During the debates, Smuts used his knowledge of both military and legal aspects, of government, and of academia, to guide the delegation. His mastery of English, Afrikaans, and Dutch allowed him to speak before others, and, unlike at Bloemfontein, no one spoke over him. Smuts' dominance allowed the doves' sentiments in the Transvaal delegation to win. Francis William Reitz, tabled a compromise, ending the war, allowing the two republics limited sovereignty, and calling for slimmed-down delegations to meet in Pretoria to negotiate with the British. Reitz knew that the British would reject the proposal, but he also knew that the greatest stumbling block to a resolution wasn't the deputation from London, but that from Bloemfontein. Thus, the Transvaal needed to buy time, with smaller parties involved, to negotiate fully with the Free State representatives.

At Pretoria, the British deputation was led by Baron Kitchener and Baron Milner, who were of significantly different opinions. Smuts and Kitchener had mutual professional respect, and talked alone, avoiding the interjection of administrators, such as Milner.
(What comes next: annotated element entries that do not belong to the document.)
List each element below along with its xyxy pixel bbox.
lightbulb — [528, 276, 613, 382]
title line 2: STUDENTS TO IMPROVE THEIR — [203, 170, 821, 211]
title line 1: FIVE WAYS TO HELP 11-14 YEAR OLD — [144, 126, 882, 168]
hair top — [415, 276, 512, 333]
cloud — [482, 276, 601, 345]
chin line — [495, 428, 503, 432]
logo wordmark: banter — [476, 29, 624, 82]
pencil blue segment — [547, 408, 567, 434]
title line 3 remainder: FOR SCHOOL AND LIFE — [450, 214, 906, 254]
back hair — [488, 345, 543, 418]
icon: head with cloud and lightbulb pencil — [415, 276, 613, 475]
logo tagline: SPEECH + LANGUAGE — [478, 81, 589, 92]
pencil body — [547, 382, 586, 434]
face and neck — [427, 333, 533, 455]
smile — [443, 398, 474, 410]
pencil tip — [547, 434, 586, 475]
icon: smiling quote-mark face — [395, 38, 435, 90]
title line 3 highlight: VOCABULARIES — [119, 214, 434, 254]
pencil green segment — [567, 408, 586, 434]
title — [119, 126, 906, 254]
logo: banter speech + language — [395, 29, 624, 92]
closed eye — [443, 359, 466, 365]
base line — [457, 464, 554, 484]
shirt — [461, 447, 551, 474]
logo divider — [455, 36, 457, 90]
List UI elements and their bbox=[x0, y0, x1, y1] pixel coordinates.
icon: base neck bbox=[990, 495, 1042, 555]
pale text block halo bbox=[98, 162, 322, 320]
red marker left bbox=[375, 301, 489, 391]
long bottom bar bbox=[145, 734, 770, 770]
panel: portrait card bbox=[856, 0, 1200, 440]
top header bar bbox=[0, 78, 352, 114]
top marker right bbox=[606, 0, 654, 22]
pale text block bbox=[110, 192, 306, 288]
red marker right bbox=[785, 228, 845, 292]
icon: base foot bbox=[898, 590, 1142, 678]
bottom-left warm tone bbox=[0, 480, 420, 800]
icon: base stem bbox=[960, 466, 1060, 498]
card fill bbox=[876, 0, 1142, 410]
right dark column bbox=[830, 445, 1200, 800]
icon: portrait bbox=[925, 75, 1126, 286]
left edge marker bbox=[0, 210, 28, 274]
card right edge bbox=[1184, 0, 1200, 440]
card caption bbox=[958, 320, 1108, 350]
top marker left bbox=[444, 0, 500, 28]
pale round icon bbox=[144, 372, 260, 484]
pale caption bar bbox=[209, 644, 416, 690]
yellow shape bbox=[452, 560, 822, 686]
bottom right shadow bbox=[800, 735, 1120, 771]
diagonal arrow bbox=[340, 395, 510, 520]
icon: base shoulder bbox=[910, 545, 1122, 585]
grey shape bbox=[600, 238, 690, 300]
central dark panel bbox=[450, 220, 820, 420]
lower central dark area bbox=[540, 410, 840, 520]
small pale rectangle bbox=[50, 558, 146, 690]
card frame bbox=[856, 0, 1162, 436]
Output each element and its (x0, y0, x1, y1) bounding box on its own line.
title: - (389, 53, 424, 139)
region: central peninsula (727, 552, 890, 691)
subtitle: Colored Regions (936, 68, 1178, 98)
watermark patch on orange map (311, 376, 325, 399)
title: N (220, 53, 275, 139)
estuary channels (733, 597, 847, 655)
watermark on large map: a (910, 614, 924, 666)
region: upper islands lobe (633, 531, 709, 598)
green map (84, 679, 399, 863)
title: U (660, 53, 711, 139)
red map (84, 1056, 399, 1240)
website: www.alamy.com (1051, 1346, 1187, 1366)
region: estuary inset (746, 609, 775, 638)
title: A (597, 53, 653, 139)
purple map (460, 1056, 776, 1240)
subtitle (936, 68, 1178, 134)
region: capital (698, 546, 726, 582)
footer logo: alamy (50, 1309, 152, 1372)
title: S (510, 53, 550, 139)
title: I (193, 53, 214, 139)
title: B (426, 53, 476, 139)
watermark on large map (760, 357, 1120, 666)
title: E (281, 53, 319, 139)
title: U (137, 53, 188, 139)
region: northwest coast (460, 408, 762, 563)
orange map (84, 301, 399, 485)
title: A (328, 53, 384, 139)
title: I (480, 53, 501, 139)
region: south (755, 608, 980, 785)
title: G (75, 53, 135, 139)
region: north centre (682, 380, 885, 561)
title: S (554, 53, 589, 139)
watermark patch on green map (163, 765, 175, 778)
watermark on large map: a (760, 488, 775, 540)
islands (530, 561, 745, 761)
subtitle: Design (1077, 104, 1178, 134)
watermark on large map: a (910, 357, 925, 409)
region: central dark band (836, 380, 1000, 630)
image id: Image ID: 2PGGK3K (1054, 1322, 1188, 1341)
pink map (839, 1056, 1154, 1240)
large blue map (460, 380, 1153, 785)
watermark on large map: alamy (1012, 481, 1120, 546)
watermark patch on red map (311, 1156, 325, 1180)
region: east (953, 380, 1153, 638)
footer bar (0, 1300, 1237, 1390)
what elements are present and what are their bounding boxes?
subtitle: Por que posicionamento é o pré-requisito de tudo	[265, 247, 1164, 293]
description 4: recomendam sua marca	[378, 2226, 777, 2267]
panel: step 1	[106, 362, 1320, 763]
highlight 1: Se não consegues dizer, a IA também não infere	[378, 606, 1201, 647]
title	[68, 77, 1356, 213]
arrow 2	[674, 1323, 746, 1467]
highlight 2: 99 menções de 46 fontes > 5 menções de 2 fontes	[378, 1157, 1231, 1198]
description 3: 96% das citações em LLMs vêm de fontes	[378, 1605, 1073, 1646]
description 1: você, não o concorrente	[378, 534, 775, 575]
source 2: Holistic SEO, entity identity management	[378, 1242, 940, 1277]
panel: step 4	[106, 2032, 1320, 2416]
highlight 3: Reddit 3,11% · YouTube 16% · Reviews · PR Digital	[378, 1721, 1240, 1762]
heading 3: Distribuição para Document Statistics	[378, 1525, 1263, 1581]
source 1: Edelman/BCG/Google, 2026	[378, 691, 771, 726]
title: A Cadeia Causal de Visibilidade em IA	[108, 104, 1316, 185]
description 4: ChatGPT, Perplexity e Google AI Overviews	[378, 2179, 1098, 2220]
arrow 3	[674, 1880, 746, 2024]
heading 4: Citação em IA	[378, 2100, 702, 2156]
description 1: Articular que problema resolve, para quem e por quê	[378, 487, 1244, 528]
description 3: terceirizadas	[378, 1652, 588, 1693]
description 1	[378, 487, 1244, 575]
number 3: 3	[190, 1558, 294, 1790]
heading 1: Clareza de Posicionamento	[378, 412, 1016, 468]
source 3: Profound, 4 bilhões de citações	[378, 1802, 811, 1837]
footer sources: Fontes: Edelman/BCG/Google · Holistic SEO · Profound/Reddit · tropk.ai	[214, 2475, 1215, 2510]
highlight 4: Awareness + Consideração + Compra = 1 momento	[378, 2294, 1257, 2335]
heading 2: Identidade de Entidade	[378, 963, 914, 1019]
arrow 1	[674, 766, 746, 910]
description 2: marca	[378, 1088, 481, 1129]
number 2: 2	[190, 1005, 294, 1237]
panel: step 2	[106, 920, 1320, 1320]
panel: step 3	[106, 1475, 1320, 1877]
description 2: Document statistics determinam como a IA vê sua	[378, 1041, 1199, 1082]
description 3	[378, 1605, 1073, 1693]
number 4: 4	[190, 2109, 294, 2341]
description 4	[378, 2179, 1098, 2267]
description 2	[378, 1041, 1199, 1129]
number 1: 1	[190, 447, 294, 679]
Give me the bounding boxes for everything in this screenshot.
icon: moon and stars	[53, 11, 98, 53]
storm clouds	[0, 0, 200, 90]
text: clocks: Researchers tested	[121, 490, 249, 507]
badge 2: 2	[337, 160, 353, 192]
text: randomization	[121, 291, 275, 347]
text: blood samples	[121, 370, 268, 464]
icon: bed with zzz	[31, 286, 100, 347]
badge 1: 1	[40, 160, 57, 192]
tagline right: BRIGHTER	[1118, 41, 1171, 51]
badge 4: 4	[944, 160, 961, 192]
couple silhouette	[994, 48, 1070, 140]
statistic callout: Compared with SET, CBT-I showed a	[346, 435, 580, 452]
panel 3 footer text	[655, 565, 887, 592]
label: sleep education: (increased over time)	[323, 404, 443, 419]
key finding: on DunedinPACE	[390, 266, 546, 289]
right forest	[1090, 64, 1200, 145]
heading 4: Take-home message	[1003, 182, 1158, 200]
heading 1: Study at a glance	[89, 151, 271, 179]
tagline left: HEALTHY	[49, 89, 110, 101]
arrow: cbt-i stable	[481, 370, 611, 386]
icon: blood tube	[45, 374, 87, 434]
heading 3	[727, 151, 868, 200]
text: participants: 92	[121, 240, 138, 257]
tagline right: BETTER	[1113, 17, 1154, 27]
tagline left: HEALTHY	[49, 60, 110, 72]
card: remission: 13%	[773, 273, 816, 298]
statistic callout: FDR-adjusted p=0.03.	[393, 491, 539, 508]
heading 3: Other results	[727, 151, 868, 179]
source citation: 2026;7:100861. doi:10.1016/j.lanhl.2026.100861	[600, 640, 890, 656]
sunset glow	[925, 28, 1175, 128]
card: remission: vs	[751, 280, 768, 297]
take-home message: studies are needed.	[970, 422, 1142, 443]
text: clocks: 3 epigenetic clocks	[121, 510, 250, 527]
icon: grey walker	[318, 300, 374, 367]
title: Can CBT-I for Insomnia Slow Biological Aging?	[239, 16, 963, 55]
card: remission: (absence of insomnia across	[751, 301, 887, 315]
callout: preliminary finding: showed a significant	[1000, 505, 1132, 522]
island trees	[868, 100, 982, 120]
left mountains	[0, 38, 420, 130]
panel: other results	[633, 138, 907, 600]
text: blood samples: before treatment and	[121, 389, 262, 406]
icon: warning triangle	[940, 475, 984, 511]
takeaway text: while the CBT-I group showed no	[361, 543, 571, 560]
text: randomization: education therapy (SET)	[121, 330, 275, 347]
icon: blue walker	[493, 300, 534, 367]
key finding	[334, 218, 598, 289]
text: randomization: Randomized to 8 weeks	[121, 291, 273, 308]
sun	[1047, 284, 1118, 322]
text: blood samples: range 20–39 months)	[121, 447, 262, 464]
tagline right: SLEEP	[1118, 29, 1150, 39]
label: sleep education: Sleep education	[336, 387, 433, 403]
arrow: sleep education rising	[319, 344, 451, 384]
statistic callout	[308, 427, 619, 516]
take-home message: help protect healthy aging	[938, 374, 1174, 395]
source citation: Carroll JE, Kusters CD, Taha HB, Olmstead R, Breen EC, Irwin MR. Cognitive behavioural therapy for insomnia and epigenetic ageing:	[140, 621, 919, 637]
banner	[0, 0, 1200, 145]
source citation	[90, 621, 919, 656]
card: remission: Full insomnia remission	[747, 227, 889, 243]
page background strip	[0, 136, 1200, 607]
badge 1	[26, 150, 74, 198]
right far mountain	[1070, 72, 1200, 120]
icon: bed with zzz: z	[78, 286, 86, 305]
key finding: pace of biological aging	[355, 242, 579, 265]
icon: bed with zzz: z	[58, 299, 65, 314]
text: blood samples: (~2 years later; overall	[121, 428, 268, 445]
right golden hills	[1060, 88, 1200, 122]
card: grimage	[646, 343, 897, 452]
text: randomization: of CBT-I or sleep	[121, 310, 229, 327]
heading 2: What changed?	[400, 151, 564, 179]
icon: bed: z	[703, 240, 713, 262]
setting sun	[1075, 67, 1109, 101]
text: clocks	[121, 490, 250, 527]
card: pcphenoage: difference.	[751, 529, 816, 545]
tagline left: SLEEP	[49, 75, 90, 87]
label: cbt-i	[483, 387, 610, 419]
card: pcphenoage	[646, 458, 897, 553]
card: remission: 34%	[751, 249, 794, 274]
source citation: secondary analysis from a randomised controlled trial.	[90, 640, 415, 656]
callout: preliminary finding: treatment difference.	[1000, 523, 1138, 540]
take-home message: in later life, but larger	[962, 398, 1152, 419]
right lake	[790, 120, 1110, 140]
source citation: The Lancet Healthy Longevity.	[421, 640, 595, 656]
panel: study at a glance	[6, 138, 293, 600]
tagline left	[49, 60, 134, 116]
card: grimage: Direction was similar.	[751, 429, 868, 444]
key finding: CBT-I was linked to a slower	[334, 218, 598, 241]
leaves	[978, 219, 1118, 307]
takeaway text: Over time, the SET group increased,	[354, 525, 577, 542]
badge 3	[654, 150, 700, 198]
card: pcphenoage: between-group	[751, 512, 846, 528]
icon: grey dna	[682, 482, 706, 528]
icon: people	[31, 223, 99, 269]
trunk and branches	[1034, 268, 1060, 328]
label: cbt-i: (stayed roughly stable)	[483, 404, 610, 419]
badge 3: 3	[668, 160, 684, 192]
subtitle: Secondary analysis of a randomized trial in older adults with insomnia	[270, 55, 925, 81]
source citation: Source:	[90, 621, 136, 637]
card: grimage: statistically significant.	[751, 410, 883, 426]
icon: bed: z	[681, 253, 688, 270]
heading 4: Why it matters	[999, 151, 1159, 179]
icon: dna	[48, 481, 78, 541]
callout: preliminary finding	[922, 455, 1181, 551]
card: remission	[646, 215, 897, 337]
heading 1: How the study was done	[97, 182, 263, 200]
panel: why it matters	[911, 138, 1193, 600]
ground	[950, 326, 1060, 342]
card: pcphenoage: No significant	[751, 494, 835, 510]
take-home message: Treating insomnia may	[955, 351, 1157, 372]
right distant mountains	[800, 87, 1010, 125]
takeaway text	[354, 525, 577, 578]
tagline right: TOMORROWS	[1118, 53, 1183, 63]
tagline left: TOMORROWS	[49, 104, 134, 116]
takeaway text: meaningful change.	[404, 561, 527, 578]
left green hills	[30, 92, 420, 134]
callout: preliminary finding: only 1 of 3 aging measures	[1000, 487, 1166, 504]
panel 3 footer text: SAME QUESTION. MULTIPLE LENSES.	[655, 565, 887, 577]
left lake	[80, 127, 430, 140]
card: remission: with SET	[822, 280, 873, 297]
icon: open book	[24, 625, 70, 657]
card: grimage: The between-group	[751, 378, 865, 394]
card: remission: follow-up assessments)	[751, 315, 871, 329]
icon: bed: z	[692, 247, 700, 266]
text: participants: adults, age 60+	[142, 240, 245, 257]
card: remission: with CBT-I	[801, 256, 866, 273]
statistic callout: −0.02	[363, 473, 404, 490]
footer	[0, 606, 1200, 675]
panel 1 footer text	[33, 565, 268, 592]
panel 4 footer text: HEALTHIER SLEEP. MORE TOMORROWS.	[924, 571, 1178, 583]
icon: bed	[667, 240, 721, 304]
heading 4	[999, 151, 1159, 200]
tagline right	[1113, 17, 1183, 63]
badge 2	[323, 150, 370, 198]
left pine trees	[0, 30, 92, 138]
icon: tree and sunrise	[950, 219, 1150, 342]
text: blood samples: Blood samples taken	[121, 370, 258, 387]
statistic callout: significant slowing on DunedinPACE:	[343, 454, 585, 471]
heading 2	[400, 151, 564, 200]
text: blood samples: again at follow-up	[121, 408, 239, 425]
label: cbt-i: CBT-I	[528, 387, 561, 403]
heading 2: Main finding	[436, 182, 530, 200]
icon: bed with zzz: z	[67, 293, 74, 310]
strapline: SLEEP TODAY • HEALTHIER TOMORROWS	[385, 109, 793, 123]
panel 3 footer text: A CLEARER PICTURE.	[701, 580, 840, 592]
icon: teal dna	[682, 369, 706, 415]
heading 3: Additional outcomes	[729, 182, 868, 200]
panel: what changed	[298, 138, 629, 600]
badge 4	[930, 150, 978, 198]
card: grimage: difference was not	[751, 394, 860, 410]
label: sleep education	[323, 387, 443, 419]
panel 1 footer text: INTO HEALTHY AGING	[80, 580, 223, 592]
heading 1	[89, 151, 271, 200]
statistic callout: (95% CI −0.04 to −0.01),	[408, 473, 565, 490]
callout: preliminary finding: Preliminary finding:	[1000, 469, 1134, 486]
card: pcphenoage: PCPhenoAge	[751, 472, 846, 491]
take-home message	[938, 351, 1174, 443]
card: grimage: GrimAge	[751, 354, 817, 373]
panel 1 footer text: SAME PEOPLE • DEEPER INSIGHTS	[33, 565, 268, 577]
Moreover, both Kitchener and Smuts had seen the futility of the war. Bilaterally, Smuts and Kitchener negotiated a settlement that suited the Free State representative, de Wet.

On 31 May 1902, the Treaty of Vereeniging, a document that was mostly written by Smuts and Lord Kitchener on their own, was signed by representatives of the United Kingdom, the Orange Free State, and the South African Republic. This provided for the end of hostilities and eventual self-government to the Transvaal (South African Republic) and the Orange Free State as British colonies. The Boer republics agreed to come under the sovereignty of the British Crown and the British government agreed on various details.